I’ve worked hard to give our family a nice home to live in, put her through college, and make sure all of us are well taken care of. After we had our first kids, things changed. She was now a part of my “team” and she tends to do everything at 80%. On top of working 10hrs a day, I find I’m the only one staying up at night cleaning. She is perfectly ok with the house being messy. After our first kid, I hired a maid service for awhile because she would barely clean most of the time while she was a SAHM. After our second kid she has stopped doing any sort of working out (it’s been over a year since having the kid) and I find myself not very physically attracted to her anymore. She doesn’t have the discipline to follow a workout routine and her great metabolism got her through her early years. Ive asked her if she is depressed. She says no and I also know this is just how she operates.

I’ve been just barely surviving in this environment for the past 3-4 years and anytime I bring up any disapproval of things she gets mad and won’t talk to me. Recently, she has been rude to me and complained that I wasn’t cooking enough for our kids. I’m not sure it’s possible to do more, I’m literally working or taking care of kids for every waking moment of my day. This was the last straw for me. There are many things I still like about her. I would do just about anything to make sure my kids have a good upbringing. I’ve never been to any type of counseling myslef. I was thinking of trying to get her to go to marriage counseling with me, but I honestly don’t know where to start.

4 comments
  1. you’re making it a little too easy for her. If you do and tolerate everything, everything becomes natural and it is difficult to change anything.

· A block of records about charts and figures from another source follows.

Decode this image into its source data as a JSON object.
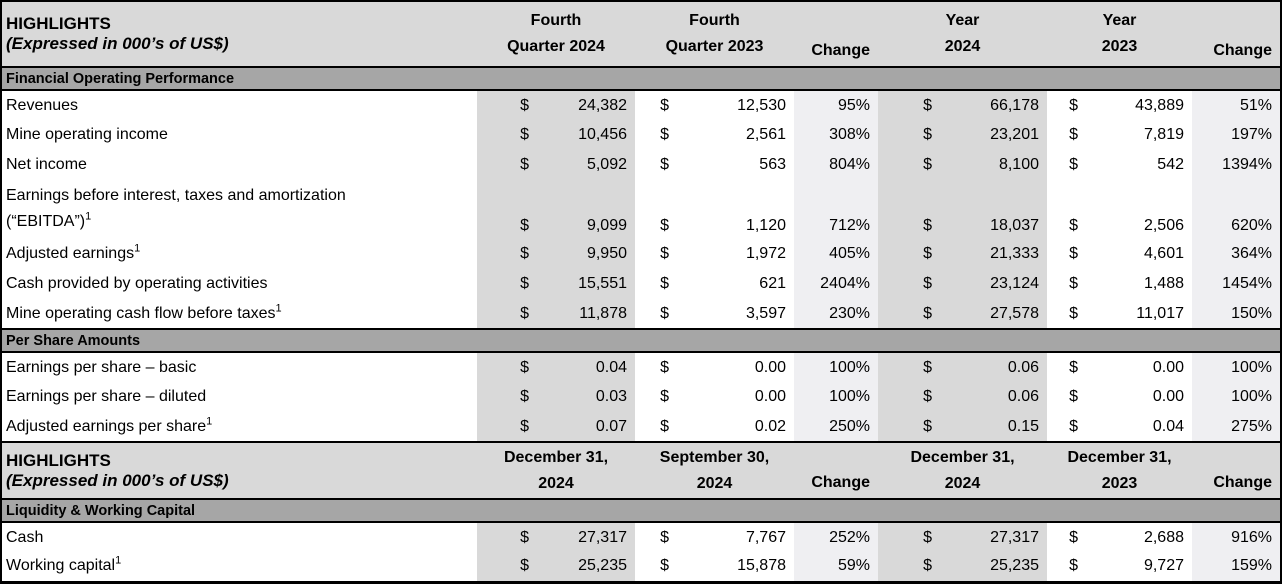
{
  "colors": {
    "header_bg": "#d9d9d9",
    "section_band_bg": "#a6a6a6",
    "shaded_column_bg": "#d9d9d9",
    "change_column_bg": "#efeff2",
    "white_column_bg": "#ffffff",
    "border": "#000000"
  },
  "currency_symbol": "$",
  "table1": {
    "header": {
      "title_line1": "HIGHLIGHTS",
      "title_line2": "(Expressed in 000’s of US$)",
      "columns": [
        {
          "type": "money",
          "lines": [
            "Fourth",
            "Quarter 2024"
          ]
        },
        {
          "type": "money",
          "lines": [
            "Fourth",
            "Quarter 2023"
          ]
        },
        {
          "type": "change",
          "lines": [
            "Change"
          ]
        },
        {
          "type": "money",
          "lines": [
            "Year",
            "2024"
          ]
        },
        {
          "type": "money",
          "lines": [
            "Year",
            "2023"
          ]
        },
        {
          "type": "change",
          "lines": [
            "Change"
          ]
        }
      ]
    },
    "sections": [
      {
        "title": "Financial Operating Performance",
        "rows": [
          {
            "label": "Revenues",
            "sup": "",
            "values": [
              "24,382",
              "12,530",
              "95%",
              "66,178",
              "43,889",
              "51%"
            ]
          },
          {
            "label": "Mine operating income",
            "sup": "",
            "values": [
              "10,456",
              "2,561",
              "308%",
              "23,201",
              "7,819",
              "197%"
            ]
          },
          {
            "label": "Net income",
            "sup": "",
            "values": [
              "5,092",
              "563",
              "804%",
              "8,100",
              "542",
              "1394%"
            ]
          },
          {
            "label": "Earnings before interest, taxes and amortization",
            "label2": "(“EBITDA”)",
            "sup": "1",
            "values": [
              "9,099",
              "1,120",
              "712%",
              "18,037",
              "2,506",
              "620%"
            ]
          },
          {
            "label": "Adjusted earnings",
            "sup": "1",
            "values": [
              "9,950",
              "1,972",
              "405%",
              "21,333",
              "4,601",
              "364%"
            ]
          },
          {
            "label": "Cash provided by operating activities",
            "sup": "",
            "values": [
              "15,551",
              "621",
              "2404%",
              "23,124",
              "1,488",
              "1454%"
            ]
          },
          {
            "label": "Mine operating cash flow before taxes",
            "sup": "1",
            "values": [
              "11,878",
              "3,597",
              "230%",
              "27,578",
              "11,017",
              "150%"
            ]
          }
        ]
      },
      {
        "title": "Per Share Amounts",
        "rows": [
          {
            "label": "Earnings per share – basic",
            "sup": "",
            "values": [
              "0.04",
              "0.00",
              "100%",
              "0.06",
              "0.00",
              "100%"
            ]
          },
          {
            "label": "Earnings per share – diluted",
            "sup": "",
            "values": [
              "0.03",
              "0.00",
              "100%",
              "0.06",
              "0.00",
              "100%"
            ]
          },
          {
            "label": "Adjusted earnings per share",
            "sup": "1",
            "values": [
              "0.07",
              "0.02",
              "250%",
              "0.15",
              "0.04",
              "275%"
            ]
          }
        ]
      }
    ]
  },
  "table2": {
    "header": {
      "title_line1": "HIGHLIGHTS",
      "title_line2": "(Expressed in 000’s of US$)",
      "columns": [
        {
          "type": "money",
          "lines": [
            "December 31,",
            "2024"
          ]
        },
        {
          "type": "money",
          "lines": [
            "September 30,",
            "2024"
          ]
        },
        {
          "type": "change",
          "lines": [
            "Change"
          ]
        },
        {
          "type": "money",
          "lines": [
            "December 31,",
            "2024"
          ]
        },
        {
          "type": "money",
          "lines": [
            "December 31,",
            "2023"
          ]
        },
        {
          "type": "change",
          "lines": [
            "Change"
          ]
        }
      ]
    },
    "sections": [
      {
        "title": "Liquidity & Working Capital",
        "rows": [
          {
            "label": "Cash",
            "sup": "",
            "values": [
              "27,317",
              "7,767",
              "252%",
              "27,317",
              "2,688",
              "916%"
            ]
          },
          {
            "label": "Working capital",
            "sup": "1",
            "values": [
              "25,235",
              "15,878",
              "59%",
              "25,235",
              "9,727",
              "159%"
            ]
          }
        ]
      }
    ]
  }
}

    Taking small steps and making her feel like she could lose you if she’s obnoxious to you…..would that be a start? She has to wake up somehow and acknowledge how you’re feeling or you’ve lost

  2. “I’ve asked her if she is depressed. She says no and I also know this is just how she operates.”

    Could you explains further what you mean by that second sentence?

    With her lack of initiative it seems pretty clear there is something going on within her mind creating at least part of this.

    Although you are doing many of the households tasks that she would normally be involved in, do you think her perception of your disapproval is taken more as criticism? Could it be from her perspective that your comments towards her has created some of her present condition and you don’t realize how much influence what you say or facial expressions have affected her?

    I discovered in our marriage, now 46 yrs., that even now what I think I display toward my wife is not in any way criticism is taken completely different from her perspective.

    Looking forward to hearing your thoughts.